El joven acogió aquella noticia con mayor frialdad aún que la que había mostrado el jesuíta al darla.

Ricardo no tenía familia; su hermana era para él un ser casi fantástico, cuyo recuerdo no llegaba a turbar su memoria. En adelante él no reconocía otra familia que la Compañía, y sus hermanos legítimos eran los que vestían la sotana de la Orden.

A estar el joven menos obsesionado en aquella época por sus preocupaciones de fanático, hubiese comprendido el fondo de gazmoña inmoralidad que encierra la educación jesuítica.

En sus momentos de descanso, en ciertos días que el espectáculo sonriente de la Naturaleza le arrancaba un tanto de sus exageradas prácticas de devoción, Ricardo conversaba con otro joven novicio, pobre de espíritu y corto de inteligencia, por el que sentía gran simpatía.

Una tarde paseábanse los dos, acompañados de otro novicio, por ordenar las reglas de la Compañía que fuesen siempre los jesuítas en grupos de tres, y Ricardo, al escuchar una expresión ingenua de su sencillo compañero, le estrechó la mano con expresión de simpatía protectora. El tercer novicio permaneció impasible.

Aquella misma noche Ricardo fué llamado por el director del colegio y el maestro de novicios.

Su acompañante, cumpliendo los hábitos que se recomendaban a todos los educandos, había delatado aquella inocente expansión de Ricardo.

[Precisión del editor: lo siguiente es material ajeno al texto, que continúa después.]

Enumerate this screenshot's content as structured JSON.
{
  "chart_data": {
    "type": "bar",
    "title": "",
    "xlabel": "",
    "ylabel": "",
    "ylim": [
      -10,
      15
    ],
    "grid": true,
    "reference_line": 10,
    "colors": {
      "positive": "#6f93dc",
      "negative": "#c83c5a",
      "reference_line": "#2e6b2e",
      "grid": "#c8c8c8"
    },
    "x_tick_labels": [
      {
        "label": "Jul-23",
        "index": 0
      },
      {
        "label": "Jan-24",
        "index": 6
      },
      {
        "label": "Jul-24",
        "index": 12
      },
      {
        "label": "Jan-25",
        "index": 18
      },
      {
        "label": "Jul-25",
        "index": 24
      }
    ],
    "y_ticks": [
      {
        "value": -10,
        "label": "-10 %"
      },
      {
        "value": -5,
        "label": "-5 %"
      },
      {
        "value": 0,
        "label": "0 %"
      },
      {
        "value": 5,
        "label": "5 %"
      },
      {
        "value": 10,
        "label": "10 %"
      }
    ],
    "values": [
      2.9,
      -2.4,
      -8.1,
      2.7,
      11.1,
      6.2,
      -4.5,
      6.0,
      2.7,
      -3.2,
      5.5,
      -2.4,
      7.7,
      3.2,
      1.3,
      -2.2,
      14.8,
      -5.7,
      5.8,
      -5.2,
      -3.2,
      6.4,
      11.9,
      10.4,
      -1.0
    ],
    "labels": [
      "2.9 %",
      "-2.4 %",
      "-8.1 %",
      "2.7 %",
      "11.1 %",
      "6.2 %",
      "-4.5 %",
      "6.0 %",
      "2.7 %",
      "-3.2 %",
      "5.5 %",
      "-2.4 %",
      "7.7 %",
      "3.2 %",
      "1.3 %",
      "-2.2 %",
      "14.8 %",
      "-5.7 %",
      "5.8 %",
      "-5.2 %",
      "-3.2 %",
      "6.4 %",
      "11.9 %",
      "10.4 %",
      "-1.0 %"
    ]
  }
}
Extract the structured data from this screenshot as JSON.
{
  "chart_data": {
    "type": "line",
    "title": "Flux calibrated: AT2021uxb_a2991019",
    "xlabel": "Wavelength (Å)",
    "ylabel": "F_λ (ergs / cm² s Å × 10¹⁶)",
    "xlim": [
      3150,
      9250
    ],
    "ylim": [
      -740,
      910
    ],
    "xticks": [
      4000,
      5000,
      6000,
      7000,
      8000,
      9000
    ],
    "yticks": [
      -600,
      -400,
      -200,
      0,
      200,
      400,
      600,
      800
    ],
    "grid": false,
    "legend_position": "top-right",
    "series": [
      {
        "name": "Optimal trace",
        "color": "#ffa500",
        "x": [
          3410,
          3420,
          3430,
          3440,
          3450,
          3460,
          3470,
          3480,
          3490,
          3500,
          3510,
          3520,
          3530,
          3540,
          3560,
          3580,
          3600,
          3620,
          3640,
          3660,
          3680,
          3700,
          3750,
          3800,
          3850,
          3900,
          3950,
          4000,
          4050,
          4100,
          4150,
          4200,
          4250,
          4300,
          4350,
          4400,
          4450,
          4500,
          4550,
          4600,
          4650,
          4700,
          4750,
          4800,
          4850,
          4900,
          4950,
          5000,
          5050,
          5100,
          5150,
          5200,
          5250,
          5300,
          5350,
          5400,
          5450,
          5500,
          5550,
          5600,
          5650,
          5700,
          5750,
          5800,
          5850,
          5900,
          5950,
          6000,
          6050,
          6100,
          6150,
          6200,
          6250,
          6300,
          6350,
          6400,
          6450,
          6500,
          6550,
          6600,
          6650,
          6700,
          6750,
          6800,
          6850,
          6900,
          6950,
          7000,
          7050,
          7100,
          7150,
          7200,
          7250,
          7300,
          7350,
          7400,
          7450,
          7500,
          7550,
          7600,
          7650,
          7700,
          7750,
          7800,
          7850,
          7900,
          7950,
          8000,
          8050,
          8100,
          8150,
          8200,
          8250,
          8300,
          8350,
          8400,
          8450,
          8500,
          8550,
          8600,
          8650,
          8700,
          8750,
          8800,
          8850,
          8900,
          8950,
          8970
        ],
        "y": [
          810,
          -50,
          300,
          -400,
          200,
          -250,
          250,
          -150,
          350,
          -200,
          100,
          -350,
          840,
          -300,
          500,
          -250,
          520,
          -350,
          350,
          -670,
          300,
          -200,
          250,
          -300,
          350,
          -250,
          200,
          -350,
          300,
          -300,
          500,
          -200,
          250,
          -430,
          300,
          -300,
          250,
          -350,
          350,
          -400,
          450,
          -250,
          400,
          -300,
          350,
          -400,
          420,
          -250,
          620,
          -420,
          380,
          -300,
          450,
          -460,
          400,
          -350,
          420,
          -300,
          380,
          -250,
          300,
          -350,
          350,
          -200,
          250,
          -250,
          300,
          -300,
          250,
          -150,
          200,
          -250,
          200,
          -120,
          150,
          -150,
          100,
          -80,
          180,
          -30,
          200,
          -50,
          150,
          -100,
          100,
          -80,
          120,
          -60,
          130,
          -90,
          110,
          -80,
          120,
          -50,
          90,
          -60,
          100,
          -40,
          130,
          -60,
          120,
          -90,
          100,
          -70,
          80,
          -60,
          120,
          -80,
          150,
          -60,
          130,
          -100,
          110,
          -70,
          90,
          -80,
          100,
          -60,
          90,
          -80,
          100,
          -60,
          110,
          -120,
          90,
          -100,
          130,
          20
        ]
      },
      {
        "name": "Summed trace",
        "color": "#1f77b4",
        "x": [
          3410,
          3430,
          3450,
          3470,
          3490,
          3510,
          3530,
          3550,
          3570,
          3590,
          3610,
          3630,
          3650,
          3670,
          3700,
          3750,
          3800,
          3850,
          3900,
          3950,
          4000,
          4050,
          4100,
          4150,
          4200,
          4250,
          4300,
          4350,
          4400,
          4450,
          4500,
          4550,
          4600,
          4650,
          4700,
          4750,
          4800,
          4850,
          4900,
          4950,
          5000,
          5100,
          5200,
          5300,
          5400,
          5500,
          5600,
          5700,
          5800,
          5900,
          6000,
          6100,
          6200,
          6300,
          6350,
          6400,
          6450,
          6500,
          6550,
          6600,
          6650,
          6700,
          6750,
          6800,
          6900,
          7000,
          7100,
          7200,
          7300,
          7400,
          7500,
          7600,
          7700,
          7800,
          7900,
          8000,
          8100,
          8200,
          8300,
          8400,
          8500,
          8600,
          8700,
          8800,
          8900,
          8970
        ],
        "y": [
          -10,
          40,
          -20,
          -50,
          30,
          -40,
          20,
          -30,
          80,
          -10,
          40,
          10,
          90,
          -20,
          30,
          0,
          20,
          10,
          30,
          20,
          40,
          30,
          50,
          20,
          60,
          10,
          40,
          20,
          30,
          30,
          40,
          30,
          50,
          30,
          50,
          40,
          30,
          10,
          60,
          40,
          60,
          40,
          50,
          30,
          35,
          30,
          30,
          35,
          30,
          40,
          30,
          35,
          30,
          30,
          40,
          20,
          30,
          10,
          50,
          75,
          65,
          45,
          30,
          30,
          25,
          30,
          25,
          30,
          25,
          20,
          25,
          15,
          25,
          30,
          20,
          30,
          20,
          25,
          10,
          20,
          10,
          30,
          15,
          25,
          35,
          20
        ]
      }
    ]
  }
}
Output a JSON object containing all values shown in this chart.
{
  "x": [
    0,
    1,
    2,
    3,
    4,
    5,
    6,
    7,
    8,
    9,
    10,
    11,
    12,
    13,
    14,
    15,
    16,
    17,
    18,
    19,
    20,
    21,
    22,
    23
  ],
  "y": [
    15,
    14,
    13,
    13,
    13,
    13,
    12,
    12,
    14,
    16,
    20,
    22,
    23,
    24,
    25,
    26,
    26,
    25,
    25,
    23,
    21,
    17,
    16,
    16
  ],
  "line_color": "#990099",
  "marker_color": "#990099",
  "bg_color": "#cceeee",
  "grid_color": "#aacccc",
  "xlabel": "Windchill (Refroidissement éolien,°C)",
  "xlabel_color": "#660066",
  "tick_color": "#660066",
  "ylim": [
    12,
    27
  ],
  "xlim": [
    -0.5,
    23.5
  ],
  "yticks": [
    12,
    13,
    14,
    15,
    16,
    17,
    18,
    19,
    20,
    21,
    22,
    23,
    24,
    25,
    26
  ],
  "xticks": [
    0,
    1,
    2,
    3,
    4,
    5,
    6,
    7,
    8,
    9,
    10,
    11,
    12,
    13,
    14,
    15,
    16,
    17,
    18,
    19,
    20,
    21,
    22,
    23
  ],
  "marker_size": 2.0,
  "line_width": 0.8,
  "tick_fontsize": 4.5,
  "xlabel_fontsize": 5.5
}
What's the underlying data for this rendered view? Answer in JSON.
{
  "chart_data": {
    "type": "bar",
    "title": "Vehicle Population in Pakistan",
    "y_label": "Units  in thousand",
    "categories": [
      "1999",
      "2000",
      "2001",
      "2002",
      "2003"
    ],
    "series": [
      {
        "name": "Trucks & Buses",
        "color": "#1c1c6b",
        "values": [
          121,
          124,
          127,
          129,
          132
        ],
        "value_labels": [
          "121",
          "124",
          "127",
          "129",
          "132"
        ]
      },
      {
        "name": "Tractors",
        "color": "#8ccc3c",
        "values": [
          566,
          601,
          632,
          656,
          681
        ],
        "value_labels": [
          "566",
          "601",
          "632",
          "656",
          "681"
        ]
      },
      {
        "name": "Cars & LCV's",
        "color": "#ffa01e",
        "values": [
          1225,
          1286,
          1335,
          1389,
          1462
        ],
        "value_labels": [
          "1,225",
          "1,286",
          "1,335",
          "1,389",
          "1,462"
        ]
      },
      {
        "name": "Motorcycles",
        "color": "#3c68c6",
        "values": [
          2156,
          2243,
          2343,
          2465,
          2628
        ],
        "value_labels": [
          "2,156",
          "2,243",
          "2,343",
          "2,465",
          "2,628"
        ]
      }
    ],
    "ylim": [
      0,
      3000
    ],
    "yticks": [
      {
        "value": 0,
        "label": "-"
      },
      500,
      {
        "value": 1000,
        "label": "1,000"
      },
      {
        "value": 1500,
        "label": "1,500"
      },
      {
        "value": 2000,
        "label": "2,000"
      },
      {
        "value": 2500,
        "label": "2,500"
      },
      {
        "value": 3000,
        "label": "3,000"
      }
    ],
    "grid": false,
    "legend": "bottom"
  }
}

Los dos padres, con expresión ceñuda, preguntaron al joven si era cierto el hecho denunciado. Ricardo contestó afirmativamente.

—¿Y qué pensabas al estrechar la mano de tu compañero?—preguntó el maestro con una expresión que no comprendió el joven.

—Pensaba en que era un muchacho humilde y sencillo y quería manifestarle mi eterna amistad.